Most importantly, both YS and UTS of the Al-1050 swaged wire decrease dramatically just after 300 °C annealing, but the elongation to fracture increases sharply from as-swaged 14.7-46% after 500 °C annealing. As for the compacts by PM, the elongation to fracture drops as the Al powder particle size decreases, but increases with testing temperature. This finding is unlike other studies showing reduced fracture resistance at elevated temperatures, which is attributed to strain localization and plastic instability between growing microvoids (Ref 6). Significantly lower ductility of RS prepared compacts by Al-6 powder (~ 1.6%) can be attributed to disadvantageous texture of elongated grains. Since the reduced ductility is explained by dynamic recovery, theories based on the work hardening dislocation cell, and source structures in submicron grains, are no longer applicable. Besides, similar to porosity, Al2O3 dispersoids in the form of ceramic addition present in the product are also known to reduce tensile ductility. With respect to the Al-1050 material, except for the effect of work hardening, no other effective strengthening sources, apart from the limited impurity precipitation phases, can conduce to the rather high strength induced by RS. Moreover, massive recrystallization and grain growth afterwards during the annealing treatment reduce its mechanical properties.

Conclusions

A novel class of UFG Al-Al2O3 nanocomposites taken for HITEMAL has been fabricated via RS followed by a typical Al PM route with a high yield of fine gas-atomized Al powder (d50 = 6 μm). The annealing effects on microstructure evolution and mechanical properties were investigated. The following findings were made.

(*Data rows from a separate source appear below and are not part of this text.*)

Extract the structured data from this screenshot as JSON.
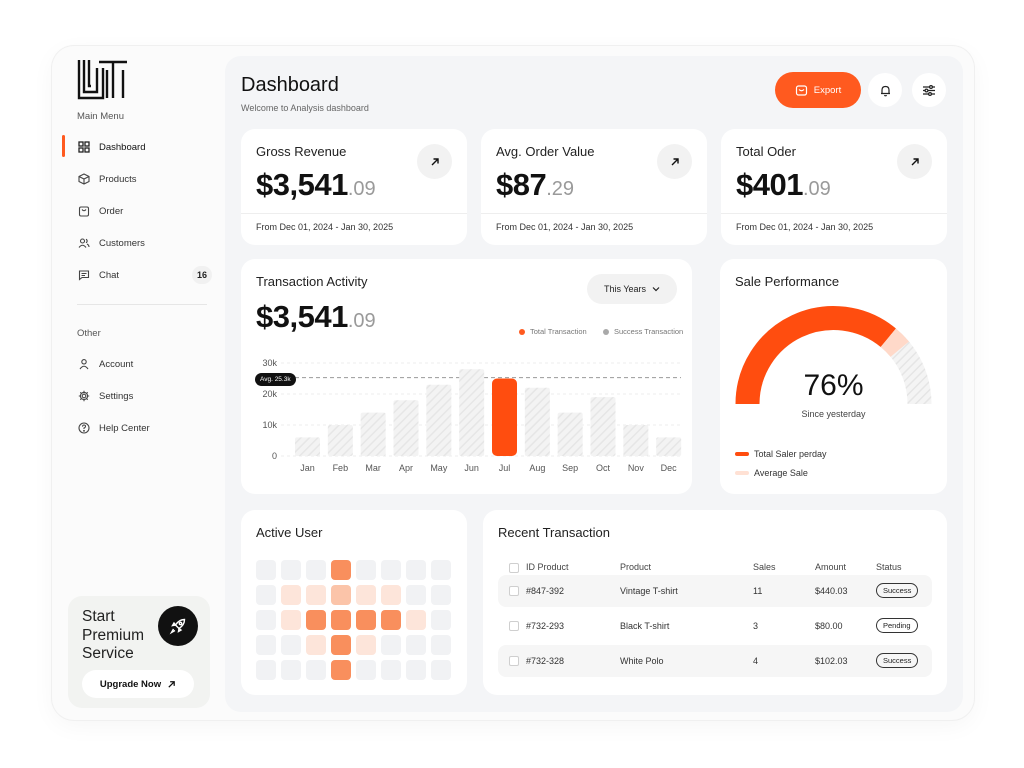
{
  "sidebar": {
    "main_menu_title": "Main Menu",
    "items": [
      {
        "label": "Dashboard",
        "icon": "grid-icon",
        "active": true
      },
      {
        "label": "Products",
        "icon": "box-icon"
      },
      {
        "label": "Order",
        "icon": "bag-icon"
      },
      {
        "label": "Customers",
        "icon": "users-icon"
      },
      {
        "label": "Chat",
        "icon": "chat-icon",
        "badge": "16"
      }
    ],
    "other_title": "Other",
    "other_items": [
      {
        "label": "Account",
        "icon": "user-icon"
      },
      {
        "label": "Settings",
        "icon": "gear-icon"
      },
      {
        "label": "Help Center",
        "icon": "help-icon"
      }
    ],
    "premium": {
      "title": "Start Premium Service",
      "button": "Upgrade Now"
    }
  },
  "header": {
    "title": "Dashboard",
    "subtitle": "Welcome to Analysis dashboard",
    "export_label": "Export"
  },
  "stats": [
    {
      "label": "Gross Revenue",
      "value_main": "$3,541",
      "value_dec": ".09",
      "range": "From Dec 01, 2024 - Jan 30, 2025"
    },
    {
      "label": "Avg. Order Value",
      "value_main": "$87",
      "value_dec": ".29",
      "range": "From Dec 01, 2024 - Jan 30, 2025"
    },
    {
      "label": "Total Oder",
      "value_main": "$401",
      "value_dec": ".09",
      "range": "From Dec 01, 2024 - Jan 30, 2025"
    }
  ],
  "transaction": {
    "title": "Transaction Activity",
    "value_main": "$3,541",
    "value_dec": ".09",
    "dropdown": "This Years",
    "legend_total": "Total Transaction",
    "legend_success": "Success Transaction",
    "avg_label": "Avg. 25.3k"
  },
  "chart_data": {
    "type": "bar",
    "categories": [
      "Jan",
      "Feb",
      "Mar",
      "Apr",
      "May",
      "Jun",
      "Jul",
      "Aug",
      "Sep",
      "Oct",
      "Nov",
      "Dec"
    ],
    "values": [
      6,
      10,
      14,
      18,
      23,
      28,
      25,
      22,
      14,
      19,
      10,
      6
    ],
    "highlight": "Jul",
    "yticks": [
      "0",
      "10k",
      "20k",
      "30k"
    ],
    "ylim": [
      0,
      30
    ],
    "average": 25.3,
    "colors": {
      "bar": "#f0f0f0",
      "highlight": "#ff4d0f",
      "accent": "#ff5a1f"
    }
  },
  "performance": {
    "title": "Sale Performance",
    "percent": "76%",
    "percent_value": 76,
    "subtitle": "Since yesterday",
    "legend_1": "Total Saler perday",
    "legend_2": "Average Sale"
  },
  "active_user": {
    "title": "Active User",
    "grid": [
      [
        0,
        0,
        0,
        3,
        0,
        0,
        0,
        0
      ],
      [
        0,
        1,
        1,
        2,
        1,
        1,
        0,
        0
      ],
      [
        0,
        1,
        3,
        3,
        3,
        3,
        1,
        0
      ],
      [
        0,
        0,
        1,
        3,
        1,
        0,
        0,
        0
      ],
      [
        0,
        0,
        0,
        3,
        0,
        0,
        0,
        0
      ]
    ]
  },
  "recent": {
    "title": "Recent Transaction",
    "columns": [
      "ID Product",
      "Product",
      "Sales",
      "Amount",
      "Status"
    ],
    "rows": [
      {
        "id": "#847-392",
        "product": "Vintage T-shirt",
        "sales": "11",
        "amount": "$440.03",
        "status": "Success"
      },
      {
        "id": "#732-293",
        "product": "Black T-shirt",
        "sales": "3",
        "amount": "$80.00",
        "status": "Pending"
      },
      {
        "id": "#732-328",
        "product": "White Polo",
        "sales": "4",
        "amount": "$102.03",
        "status": "Success"
      }
    ]
  }
}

  • The sintered densification of fine Al powder (d50 = 6 μm) can be readily obtained at 610 °C in flowing nitrogen at atmospheric pressure.

  • After RS, with severe deformation of φ = 6, the oxide layer on each fine Al powder particle is largely dispersed along the grain boundaries and partially embedded inside the grains in the form of Al2O3 nanocrystals, yielding a dual mechanism consisting of grain refinement strengthening and nanoscale Al2O3 dispersion strengthening (Orowan).

  • The annealing microstructure of the powder compacts made from gas-atomized Al powder (d50 = 6 μm) is distinct from the Al-1050 counterpart. After annealing at 500 °C, the Al-6 swaged wire, parallel to the swaging direction, retains fine grains with partial recrystallization, whereas Al-1050 has absolutely completed recrystallization and the grains have sharply grown.

  • The small volume fraction of the native Al2O3 dispersoids, stable at elevated temperatures, results in a largely improved tensile strength, approximately twice higher than commercially pure Al-1050 after annealing at 500 °C.